Le Zénith d’Orléans a accueilli la semaine dernière l’un des humoristes les plus courus du moment : Jérémy Ferrari, 37 ans, capable de remplir deux fois Bercy en 2024. On est encore loin de Bigard qui bourrait le Stade de France, mais on s’en rapproche tout doucement, en termes de popularité s’entend… Parce que si l’on parle de contenu, c’est autre chose. Certes, avec Jérémi Ferrari, les oreilles chastes saignent parfois au son des « enculé ! » et des « vieille pute ! » qui parsèment son spectacle et lui donne aussi son côté brutal, voire bestial, que l’humoriste parvient cependant à faire tenir seul, sur scène, durant plus de trois heures ! Une performance hallucinante et une débauche d’énergie irréelle, même si l’on comprend au long du show que le garçon a souffert – et souffre encore – de lourds problèmes psychiatriques (hyperactivité notamment…) dont l’inspection constitue le fil rouge de ce voyage de 180 minutes. Un diagnostic intime en temps réel qui ausculte également les travers du système de santé français, ceux qui l’ont construit, ceux qui le démolissent, ceux qui le tiennent à bout de bras et aussi ceux qui se servent de lui : avec leur théorie sur « la mémoire de l’eau », les homéopathes en prennent, d’ailleurs, sévèrement pour leur grade…
Démesure complète
Comme à son habitude quand il monte des spectacles, Jérémy Ferrari aura livré en amont un vrai travail de recherche et de documentation pour écrire ce spectacle ponctué de passages tordants à la limite du surréalisme, comme ce sketch qui évoque la matinée un peu spéciale d’un directeur d’hôpital… Ferrari joue aussi avec les émotions des spectateurs et aborde avec finesse la délicate question de la vaccination, en fin de compte celle des bonimenteurs fleurissant sur la place publique.

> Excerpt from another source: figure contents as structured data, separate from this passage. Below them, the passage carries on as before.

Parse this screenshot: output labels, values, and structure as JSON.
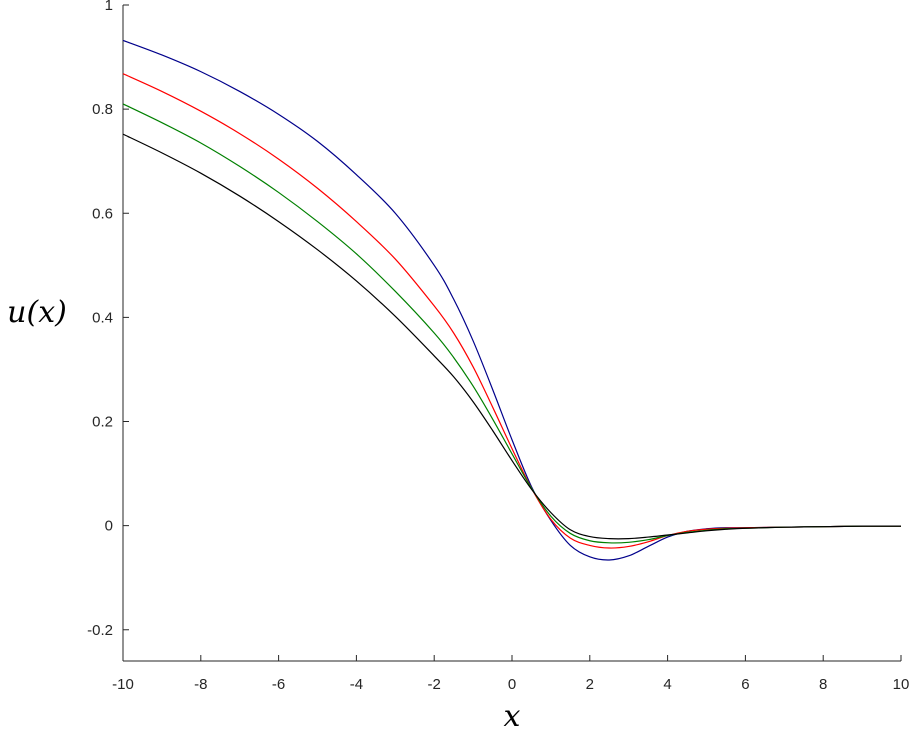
{
  "chart_data": {
    "type": "line",
    "title": "",
    "xlabel": "x",
    "ylabel": "u(x)",
    "xlim": [
      -10,
      10
    ],
    "ylim": [
      -0.26,
      1.0
    ],
    "xticks": [
      -10,
      -8,
      -6,
      -4,
      -2,
      0,
      2,
      4,
      6,
      8,
      10
    ],
    "yticks": [
      -0.2,
      0,
      0.2,
      0.4,
      0.6,
      0.8,
      1
    ],
    "xtick_labels": [
      "-10",
      "-8",
      "-6",
      "-4",
      "-2",
      "0",
      "2",
      "4",
      "6",
      "8",
      "10"
    ],
    "ytick_labels": [
      "-0.2",
      "0",
      "0.2",
      "0.4",
      "0.6",
      "0.8",
      "1"
    ],
    "grid": false,
    "legend": null,
    "series": [
      {
        "color": "#00008b",
        "x": [
          -10,
          -9,
          -8,
          -7,
          -6,
          -5,
          -4,
          -3,
          -2,
          -1.5,
          -1,
          -0.5,
          0,
          0.5,
          1,
          1.5,
          2,
          2.5,
          3,
          3.5,
          4,
          4.5,
          5,
          5.5,
          6,
          7,
          8,
          9,
          10
        ],
        "y": [
          0.932,
          0.904,
          0.872,
          0.834,
          0.79,
          0.738,
          0.674,
          0.6,
          0.5,
          0.435,
          0.355,
          0.262,
          0.165,
          0.075,
          0.01,
          -0.038,
          -0.06,
          -0.066,
          -0.058,
          -0.04,
          -0.022,
          -0.011,
          -0.006,
          -0.004,
          -0.004,
          -0.003,
          -0.002,
          -0.001,
          -0.001
        ]
      },
      {
        "color": "#ff0000",
        "x": [
          -10,
          -9,
          -8,
          -7,
          -6,
          -5,
          -4,
          -3,
          -2,
          -1.5,
          -1,
          -0.5,
          0,
          0.5,
          1,
          1.5,
          2,
          2.5,
          3,
          3.5,
          4,
          4.5,
          5,
          5.5,
          6,
          7,
          8,
          9,
          10
        ],
        "y": [
          0.868,
          0.834,
          0.796,
          0.753,
          0.704,
          0.648,
          0.584,
          0.512,
          0.422,
          0.37,
          0.305,
          0.228,
          0.148,
          0.072,
          0.012,
          -0.024,
          -0.038,
          -0.043,
          -0.04,
          -0.031,
          -0.019,
          -0.011,
          -0.007,
          -0.005,
          -0.004,
          -0.003,
          -0.002,
          -0.001,
          -0.001
        ]
      },
      {
        "color": "#008000",
        "x": [
          -10,
          -9,
          -8,
          -7,
          -6,
          -5,
          -4,
          -3,
          -2,
          -1.5,
          -1,
          -0.5,
          0,
          0.5,
          1,
          1.5,
          2,
          2.5,
          3,
          3.5,
          4,
          4.5,
          5,
          5.5,
          6,
          7,
          8,
          9,
          10
        ],
        "y": [
          0.81,
          0.774,
          0.735,
          0.69,
          0.64,
          0.584,
          0.522,
          0.45,
          0.37,
          0.323,
          0.268,
          0.205,
          0.138,
          0.072,
          0.018,
          -0.015,
          -0.029,
          -0.033,
          -0.032,
          -0.027,
          -0.019,
          -0.013,
          -0.009,
          -0.006,
          -0.005,
          -0.003,
          -0.002,
          -0.001,
          -0.001
        ]
      },
      {
        "color": "#000000",
        "x": [
          -10,
          -9,
          -8,
          -7,
          -6,
          -5,
          -4,
          -3,
          -2,
          -1.5,
          -1,
          -0.5,
          0,
          0.5,
          1,
          1.5,
          2,
          2.5,
          3,
          3.5,
          4,
          4.5,
          5,
          5.5,
          6,
          7,
          8,
          9,
          10
        ],
        "y": [
          0.752,
          0.716,
          0.677,
          0.633,
          0.584,
          0.53,
          0.47,
          0.402,
          0.326,
          0.286,
          0.238,
          0.183,
          0.125,
          0.07,
          0.025,
          -0.008,
          -0.021,
          -0.025,
          -0.025,
          -0.022,
          -0.018,
          -0.014,
          -0.01,
          -0.007,
          -0.005,
          -0.003,
          -0.002,
          -0.001,
          -0.001
        ]
      }
    ]
  }
}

C’est dans ce cas très fin, mais le propos est parfois étonnamment gâché par des diatribes limites sur les journalistes, dont la vigueur est pourtant chaleureusement applaudie par une partie de la salle… À force de vouloir parler de beaucoup trop de choses, Ferrari en vient malheureusement à user de raccourcis en même temps qu’il perd parfois le spectateur dans ses digressions. Ses improvisations, souvent géniales, finissent quelquefois par en devenir gênantes : la spectatrice qu’il aura mitraillée de blagues pas toutes bien senties s’en souviendra d’ailleurs longtemps. C’est dérangeant, souvent bluffant et paradoxal, mais finalement très humain. C’est ce qui a sûrement provoqué, à Orléans, la standing ovation des plus de 3 000 spectateurs présents.